The trio consisting of frontman Gustavo Cerati, bassist Héctor Bosio and drummer Charly Alberti have sold more than 20 million copies and to this day can fill stadiums all over Latin America. However, one of the highest points in Cerati’s musical career came after the band’s breakup, with the release of his 1999 solo album Bocanada, a daringly diverse and inventive album that still sounds fresh when many of its contemporaries did not age nearly as well. 

Calling Bocanada a traditional rock album would be quite a disservice to its eclecticism. Cerati’s guitars are the only typical rock clichés on the opener “Tabú,” which sits upon a simple three-note bassline and energetic drums. His voice, a smooth croon which has a lot more self-assurance compared to the rather nasal Spinetta, sings, “Cerca del nuevo fin tabú, fuego y dolor La selva se abrió a mis pies Y por ti, tuve el valor de seguir” (“Near the new end taboo, fire and pain The jungle opened at my feet And for you, I had the courage to go on”).

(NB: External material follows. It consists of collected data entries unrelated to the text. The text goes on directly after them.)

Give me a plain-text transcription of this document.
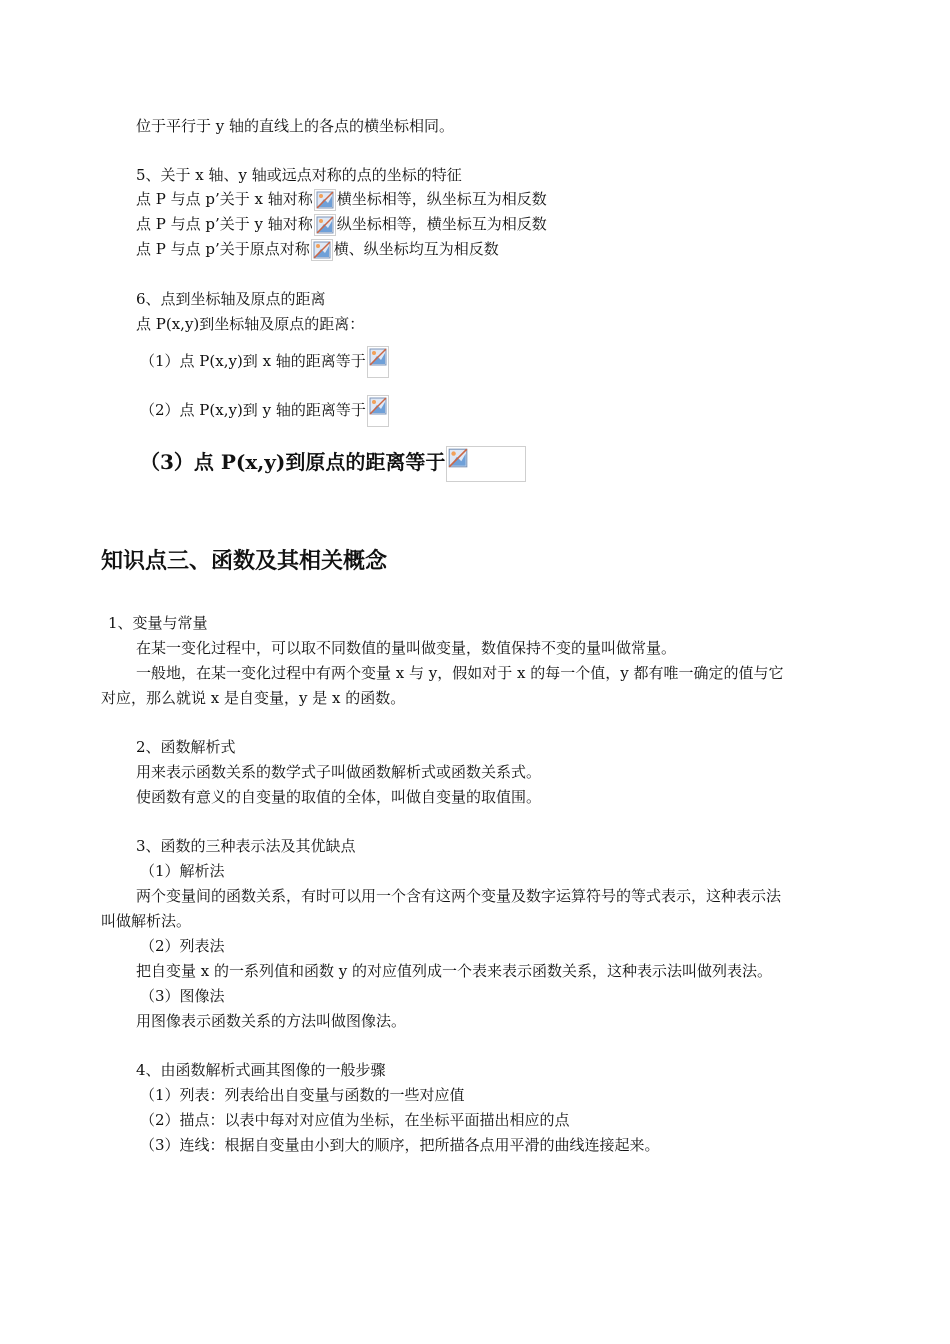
位于平行于 y 轴的直线上的各点的横坐标相同。
5、关于 x 轴、y 轴或远点对称的点的坐标的特征
点 P 与点 p’关于 x 轴对称 横坐标相等，纵坐标互为相反数
点 P 与点 p’关于 y 轴对称 纵坐标相等，横坐标互为相反数
点 P 与点 p’关于原点对称 横、纵坐标均互为相反数
6、点到坐标轴及原点的距离
点 P(x,y)到坐标轴及原点的距离：
（1）点 P(x,y)到 x 轴的距离等于
（2）点 P(x,y)到 y 轴的距离等于
（3）点 P(x,y)到原点的距离等于
知识点三、函数及其相关概念
1、变量与常量
在某一变化过程中，可以取不同数值的量叫做变量，数值保持不变的量叫做常量。
一般地，在某一变化过程中有两个变量 x 与 y，假如对于 x 的每一个值，y 都有唯一确定的值与它
对应，那么就说 x 是自变量，y 是 x 的函数。
2、函数解析式
用来表示函数关系的数学式子叫做函数解析式或函数关系式。
使函数有意义的自变量的取值的全体，叫做自变量的取值围。
3、函数的三种表示法及其优缺点
（1）解析法
两个变量间的函数关系，有时可以用一个含有这两个变量及数字运算符号的等式表示，这种表示法
叫做解析法。
（2）列表法
把自变量 x 的一系列值和函数 y 的对应值列成一个表来表示函数关系，这种表示法叫做列表法。
（3）图像法
用图像表示函数关系的方法叫做图像法。
4、由函数解析式画其图像的一般步骤
（1）列表：列表给出自变量与函数的一些对应值
（2）描点：以表中每对对应值为坐标，在坐标平面描出相应的点
（3）连线：根据自变量由小到大的顺序，把所描各点用平滑的曲线连接起来。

Cerati follows with a trip-hop reminiscent pair of tracks “Engaña” and “Bocanada.” Both recall tracks from groups such as Zero 7 with their programmed drums and a pleasant, “adult contemporary” radio station mellowness which he breaks up at points with psychedelic, fuzzy guitars and other small touches. 

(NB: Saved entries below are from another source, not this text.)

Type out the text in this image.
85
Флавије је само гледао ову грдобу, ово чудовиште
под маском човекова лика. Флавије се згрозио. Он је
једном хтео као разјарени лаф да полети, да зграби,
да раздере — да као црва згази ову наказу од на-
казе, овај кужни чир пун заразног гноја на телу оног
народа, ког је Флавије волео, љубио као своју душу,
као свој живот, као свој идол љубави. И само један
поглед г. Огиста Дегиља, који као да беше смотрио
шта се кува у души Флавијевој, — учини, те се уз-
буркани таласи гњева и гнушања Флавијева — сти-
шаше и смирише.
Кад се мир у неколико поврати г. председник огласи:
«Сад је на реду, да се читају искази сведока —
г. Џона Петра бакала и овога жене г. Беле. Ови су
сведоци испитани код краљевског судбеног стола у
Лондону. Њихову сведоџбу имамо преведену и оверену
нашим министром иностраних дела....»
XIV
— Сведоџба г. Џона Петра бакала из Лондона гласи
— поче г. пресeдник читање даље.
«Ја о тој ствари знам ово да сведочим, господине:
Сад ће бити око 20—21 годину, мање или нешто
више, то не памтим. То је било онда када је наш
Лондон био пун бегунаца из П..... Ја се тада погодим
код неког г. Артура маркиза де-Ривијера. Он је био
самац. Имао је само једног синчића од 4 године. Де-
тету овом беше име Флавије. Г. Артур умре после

Cerati continues this flirtation with electronic elements on later tracks such as the gorgeous “Rio Babel” which features a lovely string refrain. Tracks like this and “Raiz” remind me of Radiohead’s In Rainbows, another ostensibly “rock” album which subtly and skillfully blends a wide variety of instrumentation from acoustic and electronic sources. There are some surprises, with the tracks “Y Si El Humo Esta en Foco” and “Aqui & Ahora (Y Despues)” standing out as entirely instrumental, recalling some of the electronic experiments of the early trip-hop groups of the decade. 

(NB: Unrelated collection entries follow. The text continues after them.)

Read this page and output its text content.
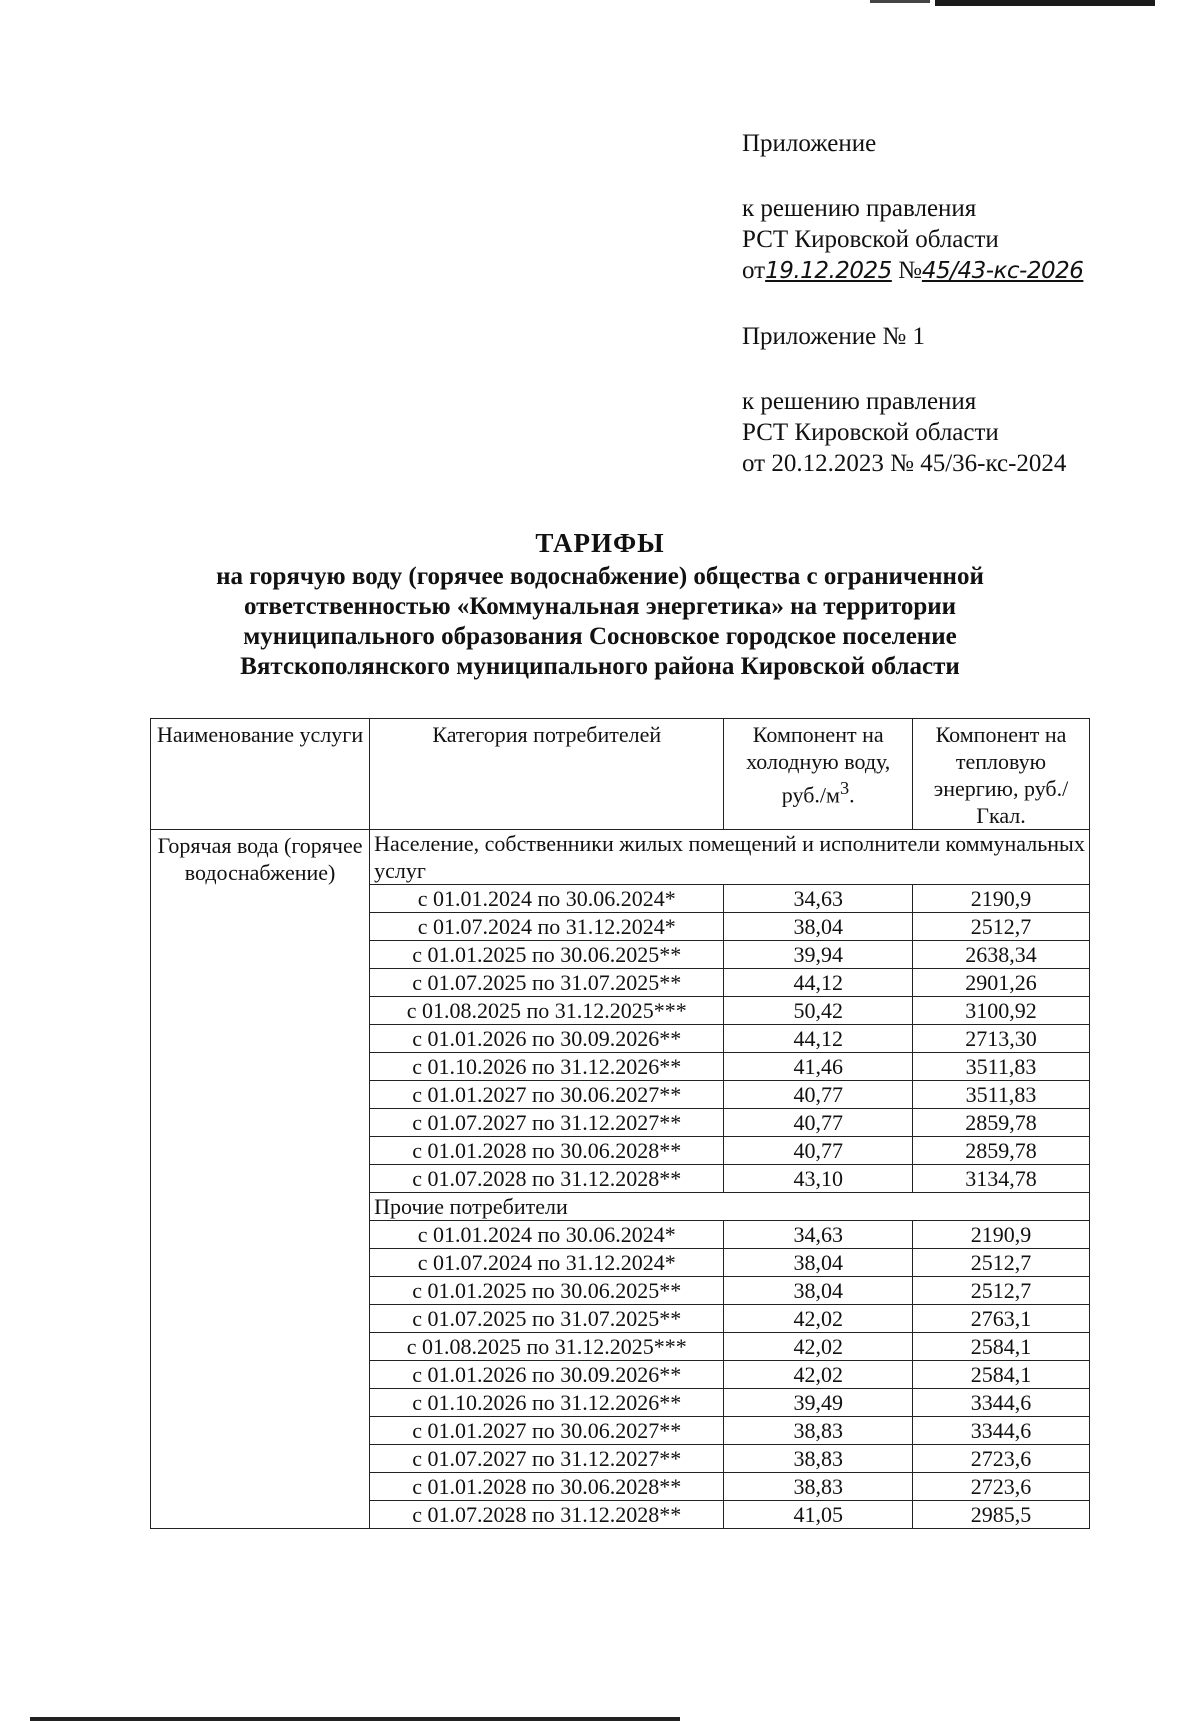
Приложение

к решению правления

РСТ Кировской области

от19.12.2025 №45/43-кс-2026

Приложение № 1

к решению правления

РСТ Кировской области

от 20.12.2023 № 45/36-кс-2024

ТАРИФЫ
на горячую воду (горячее водоснабжение) общества с ограниченной
ответственностью «Коммунальная энергетика» на территории
муниципального образования Сосновское городское поселение
Вятскополянского муниципального района Кировской области
Наименование услуги	Категория потребителей	Компонент на холодную воду, $руб./м^3$.	Компонент на тепловую энергию, руб./Гкал.
Горячая вода (горячее водоснабжение)	Население, собственники жилых помещений и исполнители коммунальных услуг		
	с 01.01.2024 по 30.06.2024*	34,63	2190,9
	с 01.07.2024 по 31.12.2024*	38,04	2512,7
	с 01.01.2025 по 30.06.2025**	39,94	2638,34
	с 01.07.2025 по 31.07.2025**	44,12	2901,26
	с 01.08.2025 по 31.12.2025***	50,42	3100,92
	с 01.01.2026 по 30.09.2026**	44,12	2713,30
	с 01.10.2026 по 31.12.2026**	41,46	3511,83
	с 01.01.2027 по 30.06.2027**	40,77	3511,83
	с 01.07.2027 по 31.12.2027**	40,77	2859,78
	с 01.01.2028 по 30.06.2028**	40,77	2859,78
	с 01.07.2028 по 31.12.2028**	43,10	3134,78
	Прочие потребители		
	с 01.01.2024 по 30.06.2024*	34,63	2190,9
	с 01.07.2024 по 31.12.2024*	38,04	2512,7
	с 01.01.2025 по 30.06.2025**	38,04	2512,7
	с 01.07.2025 по 31.07.2025**	42,02	2763,1
	с 01.08.2025 по 31.12.2025***	42,02	2584,1
	с 01.01.2026 по 30.09.2026**	42,02	2584,1
	с 01.10.2026 по 31.12.2026**	39,49	3344,6
	с 01.01.2027 по 30.06.2027**	38,83	3344,6
	с 01.07.2027 по 31.12.2027**	38,83	2723,6
	с 01.01.2028 по 30.06.2028**	38,83	2723,6
	с 01.07.2028 по 31.12.2028**	41,05	2985,5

After releasing three more solo albums, Cerati met a tragic demise after a large stroke following a concert in Caracas, Venezuela. He fell into a coma soon after and died four years later due to a respiratory arrest. He has been the subject of tributes ever since, from the multitude of Latin American acts he influenced as well as bands like U2. He remains one of Argentina and Latin America’s most iconic musicians.